Escaping Filename or Directory Spaces for rsync

To rsync a file or directory that contains spaces, you must escape both the remote shell and the local shell. I tried doing one or the other and it never worked. Now I know that I need to do both!

So let's say I'm trying to rsync a remote directory with my local machine and the remote directory contains a space (oh so unfortunately common with Windows files). Here's what the command should look like:

rsync '[email protected]:/path/with spaces/' /local/path/

The single quotes are used to escape the space for my local shell and the forward-slash is used to escape the remote shell.

Accidentally Using an Old Version of rsync

Last night I discovered I had been using an old version of rsync that did not use SSH by default! Something happened during my upgrade to Leopard that switched the default rsync from /usr/bin/rsync (v2.6.9) to an old version that must have been installed by fink in /sw/bin/rsync (v2.5.5)! I discovered the problem after a simple rsync command failed and I ran the command again with the -vv flags (to get a more verbose output). Sure enough, it was running with RSH and not SSH! Even the man page said RSH was the default! (On the upside, the suddenly broken PHP script I had written to help with deploying web projects, and which utilizes rsync over SSH, is not really broken after all.)

Using rsync to Mirror two CVS Repositories

I have two personal Linux servers, named Mercury (located in Lowell, MA) and Pluto (located in Cambridge, MA). Monday through Friday I stay in my Cambridge apartment to be close to work and on the weekends I go back to Lowell.

I've been storing all of my projects, both work and personal, in a CVS repository on Mercury. A few weeks ago, however, there was a power outage in Lowell during the middle of the week and Mercury didn't turn back on (probably because I don't have the "PWRON After PWR-Fail" BIOS option set to Former-STS, if it even has that option). So, since the computer wasn't on, I wasn't able to commit or sync any of the projects I was working on. This would normally not be a problem, however I have several staging scripts setup on Mercury which I use frequently to test my work -- so basically I was dead in the water.

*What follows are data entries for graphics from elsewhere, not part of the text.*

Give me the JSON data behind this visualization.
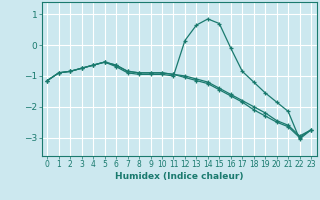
{
  "xlabel": "Humidex (Indice chaleur)",
  "ylabel": "",
  "background_color": "#cce8ef",
  "grid_color": "#ffffff",
  "line_color": "#1a7a6e",
  "xlim": [
    -0.5,
    23.5
  ],
  "ylim": [
    -3.6,
    1.4
  ],
  "yticks": [
    1,
    0,
    -1,
    -2,
    -3
  ],
  "xticks": [
    0,
    1,
    2,
    3,
    4,
    5,
    6,
    7,
    8,
    9,
    10,
    11,
    12,
    13,
    14,
    15,
    16,
    17,
    18,
    19,
    20,
    21,
    22,
    23
  ],
  "series": [
    {
      "x": [
        0,
        1,
        2,
        3,
        4,
        5,
        6,
        7,
        8,
        9,
        10,
        11,
        12,
        13,
        14,
        15,
        16,
        17,
        18,
        19,
        20,
        21,
        22,
        23
      ],
      "y": [
        -1.15,
        -0.9,
        -0.85,
        -0.75,
        -0.65,
        -0.55,
        -0.7,
        -0.9,
        -0.95,
        -0.95,
        -0.95,
        -1.0,
        0.15,
        0.65,
        0.85,
        0.7,
        -0.1,
        -0.85,
        -1.2,
        -1.55,
        -1.85,
        -2.15,
        -3.05,
        -2.75
      ]
    },
    {
      "x": [
        0,
        1,
        2,
        3,
        4,
        5,
        6,
        7,
        8,
        9,
        10,
        11,
        12,
        13,
        14,
        15,
        16,
        17,
        18,
        19,
        20,
        21,
        22,
        23
      ],
      "y": [
        -1.15,
        -0.9,
        -0.85,
        -0.75,
        -0.65,
        -0.55,
        -0.65,
        -0.85,
        -0.9,
        -0.9,
        -0.9,
        -0.95,
        -1.0,
        -1.1,
        -1.2,
        -1.4,
        -1.6,
        -1.8,
        -2.0,
        -2.2,
        -2.45,
        -2.6,
        -2.95,
        -2.75
      ]
    },
    {
      "x": [
        0,
        1,
        2,
        3,
        4,
        5,
        6,
        7,
        8,
        9,
        10,
        11,
        12,
        13,
        14,
        15,
        16,
        17,
        18,
        19,
        20,
        21,
        22,
        23
      ],
      "y": [
        -1.15,
        -0.9,
        -0.85,
        -0.75,
        -0.65,
        -0.55,
        -0.65,
        -0.85,
        -0.9,
        -0.9,
        -0.9,
        -0.95,
        -1.05,
        -1.15,
        -1.25,
        -1.45,
        -1.65,
        -1.85,
        -2.1,
        -2.3,
        -2.5,
        -2.65,
        -3.0,
        -2.75
      ]
    }
  ]
}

After this incident, I realized I needed to mirror my CVS repository to prevent anything like that from happening again. This mirror would not only allow me to access the same CVS repository in the event that I was unable to reach one of my servers, but it would also act as a backup in case I somehow lost all the data on one of the servers.

After a little research using Google, I found this site which basically explains the -a option for rsync:

By far the most useful option is -a (--archive). This acts like the corresponding option to cp; rsync will:

* recurse subdirectories (-r);
* recreate soft links (-l);
* preserve permissions (-p);
* preserve timestamps (-t);
* attempt to copy devices (if invoked as root) (-D);
* preserve group information (-g) (and userid, if invoked as root) (-o).

Using that info, I ran the following command from Mercury (l.rd82.net is the DNS address I have mapped to it's public IP, and c.rd82.net is mapped to Pluto's public IP)

rsync -a /home/cvs [email protected]:/home

That's it! After waiting a few minutes (it took several minutes the first time) my entire CVS repository was copied to Pluto, my Cambridge Linux server. Of course, before I ran that command I had to create the CVS repository on Pluto first by running cvs init /home/cvs. After the rsync command completed, I added a CVS repository for c.rd82.net in Eclipse and confirmed that all my projects were there.

The only thing left to do is to setup a cron job to run the command every night. Of course, I'll need to setup SSH keys so the rsync command can run without user input, but thats easy.